Let’s start at the beginning.
Baron Cortez Flenory, Jr. grew up in western Pennsylvania and is the son of Duquesne basketball legend B.B. Flenory, who once scored 81 points in a high school game. In three quarters. He sat out the first quarter for not wearing a tie to school. Nobody stops a Flenory from getting his own! By all accounts, the Flenorys are still very well respected in their community and give a lot of time to local charities.
Baron starred in basketball and football in high school but wasn’t able to attract any high major D1 offers. He ended up playing for the University of New Hampshire, logging All Conference and 2nd-team All America honors his senior year. Who was Baron’s coach at New Hampshire? None other than Oregon Ducks coach Chip Kelly. If it looks like a duck and quacks like a Duck …

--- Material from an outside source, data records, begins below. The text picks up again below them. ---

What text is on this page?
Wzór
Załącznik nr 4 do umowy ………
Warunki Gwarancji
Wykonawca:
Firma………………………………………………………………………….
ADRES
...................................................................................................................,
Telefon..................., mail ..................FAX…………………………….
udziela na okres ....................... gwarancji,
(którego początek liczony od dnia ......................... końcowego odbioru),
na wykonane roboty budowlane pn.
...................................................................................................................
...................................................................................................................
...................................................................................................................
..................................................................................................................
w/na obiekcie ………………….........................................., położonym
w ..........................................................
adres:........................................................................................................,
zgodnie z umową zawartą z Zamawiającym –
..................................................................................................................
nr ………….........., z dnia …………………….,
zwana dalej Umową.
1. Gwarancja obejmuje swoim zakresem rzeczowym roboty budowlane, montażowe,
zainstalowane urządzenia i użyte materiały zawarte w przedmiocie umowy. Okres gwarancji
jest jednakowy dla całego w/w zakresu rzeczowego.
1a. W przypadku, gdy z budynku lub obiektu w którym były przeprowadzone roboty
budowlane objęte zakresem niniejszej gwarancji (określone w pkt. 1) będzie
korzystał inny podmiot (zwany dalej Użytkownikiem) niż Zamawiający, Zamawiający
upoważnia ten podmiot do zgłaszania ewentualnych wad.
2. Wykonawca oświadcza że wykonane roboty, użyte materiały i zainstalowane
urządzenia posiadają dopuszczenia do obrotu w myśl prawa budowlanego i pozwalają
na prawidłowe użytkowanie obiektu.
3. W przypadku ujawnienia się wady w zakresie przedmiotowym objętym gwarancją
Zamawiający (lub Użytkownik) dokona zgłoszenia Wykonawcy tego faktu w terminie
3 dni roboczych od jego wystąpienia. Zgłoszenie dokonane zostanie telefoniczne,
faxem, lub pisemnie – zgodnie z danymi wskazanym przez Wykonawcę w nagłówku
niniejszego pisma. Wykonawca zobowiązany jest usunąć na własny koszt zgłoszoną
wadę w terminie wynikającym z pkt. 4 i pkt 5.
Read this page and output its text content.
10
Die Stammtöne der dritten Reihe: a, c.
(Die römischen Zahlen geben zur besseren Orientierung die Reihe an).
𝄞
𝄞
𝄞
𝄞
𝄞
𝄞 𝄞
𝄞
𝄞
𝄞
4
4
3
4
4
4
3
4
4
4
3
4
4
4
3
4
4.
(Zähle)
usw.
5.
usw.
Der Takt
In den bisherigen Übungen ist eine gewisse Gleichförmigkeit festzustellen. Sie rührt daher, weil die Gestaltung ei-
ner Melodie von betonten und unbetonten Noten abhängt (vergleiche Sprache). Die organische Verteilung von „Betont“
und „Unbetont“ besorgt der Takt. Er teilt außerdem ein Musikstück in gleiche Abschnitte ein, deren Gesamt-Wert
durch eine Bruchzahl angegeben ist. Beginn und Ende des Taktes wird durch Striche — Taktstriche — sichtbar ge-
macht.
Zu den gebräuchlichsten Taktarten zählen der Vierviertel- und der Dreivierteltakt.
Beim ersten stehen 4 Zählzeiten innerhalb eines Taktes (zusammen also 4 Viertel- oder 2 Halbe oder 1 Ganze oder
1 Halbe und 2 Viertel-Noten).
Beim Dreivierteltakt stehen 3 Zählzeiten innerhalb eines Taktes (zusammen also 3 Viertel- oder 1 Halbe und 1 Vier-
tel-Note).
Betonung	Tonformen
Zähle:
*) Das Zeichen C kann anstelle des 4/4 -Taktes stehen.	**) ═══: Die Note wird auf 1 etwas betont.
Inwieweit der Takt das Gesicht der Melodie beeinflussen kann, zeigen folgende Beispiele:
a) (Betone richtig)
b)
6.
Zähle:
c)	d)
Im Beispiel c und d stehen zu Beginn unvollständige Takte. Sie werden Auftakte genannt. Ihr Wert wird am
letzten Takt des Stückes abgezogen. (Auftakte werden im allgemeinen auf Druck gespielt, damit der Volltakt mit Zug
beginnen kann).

Flenory, right, onboard with the O
Flenory’s inspiration to get in the amateur athlete advisory business was Sonny Vaccarro, the guy who created AAU summer basketball and turned high school gyms into breeding grounds for street agents and college recruiters. Flenory wants to do the same thing with football and he’s not shy about his intentions. Since universities can legally pay these scouting camps for their services, these camps can theoretically operate on the level and report camp admission to the IRS. It’s what doesn’t get reported — retainer fees from coaches for pushing a player to a certain school — that’s the bigger concern here.
Momma said there would be days like this
For every Anthony Wallace, there’s a Tajh Boyd. Flenory got to know the 5 star QB out of Virginia very well while working at Scout. After Flenory posted on Oregon message boards that Boyd was a lock to the Ducks, a few days later he commited to Clemson, admitting somewhat innocently at the press conference he had no idea where he was going until ten minutes before the announcement, when presumably a call came in. It’s not unlike an NFL agent calling his client from the draft to tell him what team he’ll be playing for. The tangible difference is 3-4 zero’s on the check. And that’s one Flenory certainly didn’t collect on. But someone tied to Clemson likely did.
Will Lyles could probably share some similar stories. It’s the nature of the street agent game. Wichita trainer Brian Butler certainly has some good ones. He was pulling the strings during Bryce Brown’s recruitment, which was completely endorsed by Brown and his family in a very public light. Thayer Evans writing about Brian Butler. Does it get any better than that, Mrs. McFarland? Butler is opposed to Flenory’s AAU skills camp model and would prefer to stick to fundamentals like weight and speed training. Nice cover, but not surprising from someone who used to be a former telemarketer and aspiring rapper.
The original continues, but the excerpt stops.